Как жена полпреда, "Чрезвычайного Посланника и Полномочного Министра" - значилось на визитных карточках Раскольникова, она должна была представиться женам аккредитованных при эстонском правительстве посланников и женам эстонских министров и видных общественных деятелей. Для этого требовались соответствующие туалеты. Заказали у дорогих мастеров платья, шляпы, перчатки, сумочки, все по европейской моде, игнорируя чичеринскую инструкцию, которой предписывалось женам полпредов одеваться скромно, в черные платья с длинными рукавами, без декольте. Первым от портного принесли вечернее платье, бледно-розовое, длинное, с открытыми плечами. Увидев Музу в этом наряде, Раскольников не удержался от комплимента, обратившись к ней с поклоном и довольной улыбкой: "Ваше изящество".
Две недели жена старейшины дипломатического корпуса, посланника Финляндии, мадам Вуорима возила ее представлять дипломатическим дамам. Потом она у себя в полпредстве принимала ответные визиты.
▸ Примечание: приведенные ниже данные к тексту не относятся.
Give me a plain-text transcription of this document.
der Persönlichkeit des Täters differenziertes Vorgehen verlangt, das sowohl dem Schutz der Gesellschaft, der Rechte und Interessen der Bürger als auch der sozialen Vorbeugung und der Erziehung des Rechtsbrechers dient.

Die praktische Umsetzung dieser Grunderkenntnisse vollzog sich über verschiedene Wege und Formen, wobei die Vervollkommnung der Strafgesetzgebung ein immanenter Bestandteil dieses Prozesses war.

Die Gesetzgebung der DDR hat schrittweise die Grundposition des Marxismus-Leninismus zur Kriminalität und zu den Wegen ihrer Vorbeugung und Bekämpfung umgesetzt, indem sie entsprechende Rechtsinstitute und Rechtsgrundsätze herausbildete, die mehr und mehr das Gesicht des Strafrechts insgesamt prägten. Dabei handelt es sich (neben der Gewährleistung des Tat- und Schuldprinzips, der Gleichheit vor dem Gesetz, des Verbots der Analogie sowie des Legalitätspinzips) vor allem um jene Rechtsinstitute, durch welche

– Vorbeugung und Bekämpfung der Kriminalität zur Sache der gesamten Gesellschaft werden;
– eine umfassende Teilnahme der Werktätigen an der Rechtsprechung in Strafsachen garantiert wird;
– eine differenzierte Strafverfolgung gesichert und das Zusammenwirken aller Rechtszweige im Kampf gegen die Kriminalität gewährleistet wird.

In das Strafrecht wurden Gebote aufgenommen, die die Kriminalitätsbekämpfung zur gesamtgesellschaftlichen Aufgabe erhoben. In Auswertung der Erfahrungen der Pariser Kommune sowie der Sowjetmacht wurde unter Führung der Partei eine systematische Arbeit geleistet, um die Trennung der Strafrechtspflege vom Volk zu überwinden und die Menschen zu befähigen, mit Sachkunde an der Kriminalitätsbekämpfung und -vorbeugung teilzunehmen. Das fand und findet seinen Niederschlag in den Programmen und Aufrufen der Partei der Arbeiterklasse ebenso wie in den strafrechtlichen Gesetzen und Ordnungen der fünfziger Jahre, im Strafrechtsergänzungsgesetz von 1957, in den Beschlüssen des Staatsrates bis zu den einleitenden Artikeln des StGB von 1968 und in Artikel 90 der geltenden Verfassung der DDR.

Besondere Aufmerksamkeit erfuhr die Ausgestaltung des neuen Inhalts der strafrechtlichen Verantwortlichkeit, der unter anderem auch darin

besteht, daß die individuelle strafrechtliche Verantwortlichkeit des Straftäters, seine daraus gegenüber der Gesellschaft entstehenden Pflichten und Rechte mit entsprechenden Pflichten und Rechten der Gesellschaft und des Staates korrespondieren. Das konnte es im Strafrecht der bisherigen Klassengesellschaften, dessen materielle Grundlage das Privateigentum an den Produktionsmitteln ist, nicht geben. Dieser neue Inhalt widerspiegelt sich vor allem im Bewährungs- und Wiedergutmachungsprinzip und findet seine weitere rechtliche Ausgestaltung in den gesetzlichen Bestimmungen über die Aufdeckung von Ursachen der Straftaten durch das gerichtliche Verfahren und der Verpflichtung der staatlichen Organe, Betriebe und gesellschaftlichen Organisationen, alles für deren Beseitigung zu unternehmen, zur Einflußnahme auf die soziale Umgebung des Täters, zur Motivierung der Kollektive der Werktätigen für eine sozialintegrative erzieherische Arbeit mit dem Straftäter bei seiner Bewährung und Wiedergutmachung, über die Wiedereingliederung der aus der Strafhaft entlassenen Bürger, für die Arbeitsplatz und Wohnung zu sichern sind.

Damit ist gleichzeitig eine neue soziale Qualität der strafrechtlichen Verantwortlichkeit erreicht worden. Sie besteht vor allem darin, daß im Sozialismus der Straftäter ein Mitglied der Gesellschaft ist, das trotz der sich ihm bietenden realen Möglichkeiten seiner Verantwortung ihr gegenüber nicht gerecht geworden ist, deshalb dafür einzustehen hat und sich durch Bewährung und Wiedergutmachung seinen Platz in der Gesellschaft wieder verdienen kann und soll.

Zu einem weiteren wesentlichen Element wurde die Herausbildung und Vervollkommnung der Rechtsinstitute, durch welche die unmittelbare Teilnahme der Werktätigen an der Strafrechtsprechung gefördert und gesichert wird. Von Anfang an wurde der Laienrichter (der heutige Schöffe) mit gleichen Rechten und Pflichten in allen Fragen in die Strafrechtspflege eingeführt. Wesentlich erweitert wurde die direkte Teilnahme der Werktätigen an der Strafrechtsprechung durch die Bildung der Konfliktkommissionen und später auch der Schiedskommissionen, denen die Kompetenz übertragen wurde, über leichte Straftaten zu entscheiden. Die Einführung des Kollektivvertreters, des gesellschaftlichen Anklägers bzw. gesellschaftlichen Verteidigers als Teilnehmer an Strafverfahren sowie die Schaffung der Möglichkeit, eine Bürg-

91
Весело было наблюдать Раскольникову, с каким увлечением осваивалась в новой для нее среде его подруга. Очень скоро рядовая московская комсомолка превратилась в светскую даму, хозяйку салона, в котором бывали видные политические и общественные деятели Эстонии.
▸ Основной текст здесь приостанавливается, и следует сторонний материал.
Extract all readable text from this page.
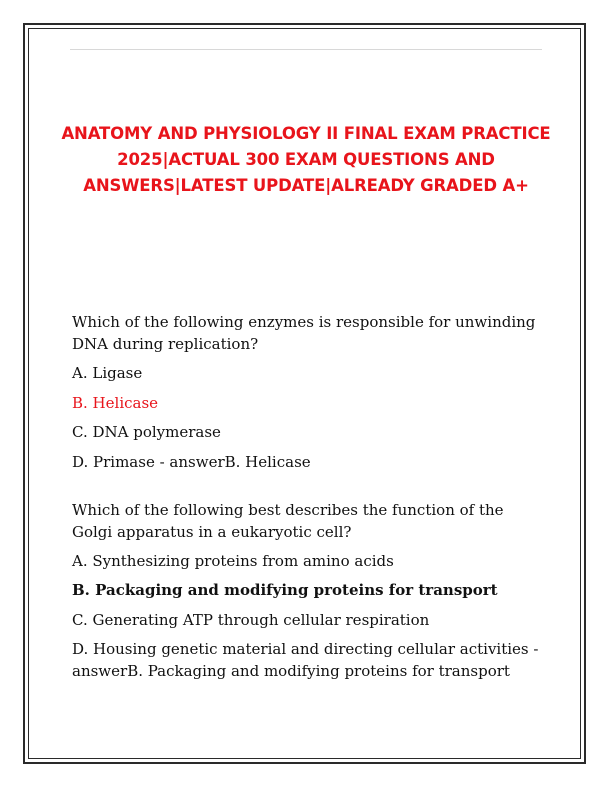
ANATOMY AND PHYSIOLOGY II FINAL EXAM PRACTICE 2025|ACTUAL 300 EXAM QUESTIONS AND ANSWERS|LATEST UPDATE|ALREADY GRADED A+

Which of the following enzymes is responsible for unwinding DNA during replication?

A. Ligase

B. Helicase

C. DNA polymerase

D. Primase - answerB. Helicase

Which of the following best describes the function of the Golgi apparatus in a eukaryotic cell?

A. Synthesizing proteins from amino acids

B. Packaging and modifying proteins for transport

C. Generating ATP through cellular respiration

D. Housing genetic material and directing cellular activities - answerB. Packaging and modifying proteins for transport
После большого приема в полпредстве 7 ноября таллинские газеты писали о дружелюбной и раскованной атмосфере, царившей в уютных комнатах посольства, одобрительно отзывались о хозяевах представительства, замечая с удивлением, что "люди могут быть симпатичными, несмотря на различие мировоззрений".
Внутри полпредства обстановка была вполне сносной. Должности первого секретаря, генерального консула, военного атташе занимали люди, круг интересов которых был далек от круга интересов Раскольникова, и отношения с ними с самого начала установились деловые, без амикошонства. Эти люди представляли собой новую породу дипломатических работников, в последние годы усиленно выводимую на родине. Это были "выдвиженцы", партийцы со стажем. Прошедшие ускоренные сталинские курсы марксизма-ленинизма, убежденные в несокрушимой силе усвоенного ими на этих курсах "самого передового учения", они с высокомерием относились к политическим и общественным деятелям страны, где находились, пренебрежительно относились и к самой стране. Между ними хорошим тоном считалось жаловаться на тоску "по родной советской стране", хулить все на Западе - магазины, полные, в отличие от советских на родине, разнообразных товаров, мягкий европейский климат, спокойную вежливость и любезность людей на улицах. "У нас все лучше", или "будет лучше", как заклинание, твердили они. Языков они не знали, к контактам с иностранцами не стремились. Впрочем, контакты с иностранцами и не поощрялись Москвой. После бегства на Запад в 29-м году советника полпредства в Париже Березовского всем сотрудникам полпредств, кроме дипломатического персонала, были запрещены какие бы то ни было личные сношения с иностранцами. Дипломатическому же персоналу рекомендовалось не "злоупотреблять" подобными сношениями. За этим следили сотрудники ГПУ, в каждом полпредстве их было по несколько человек.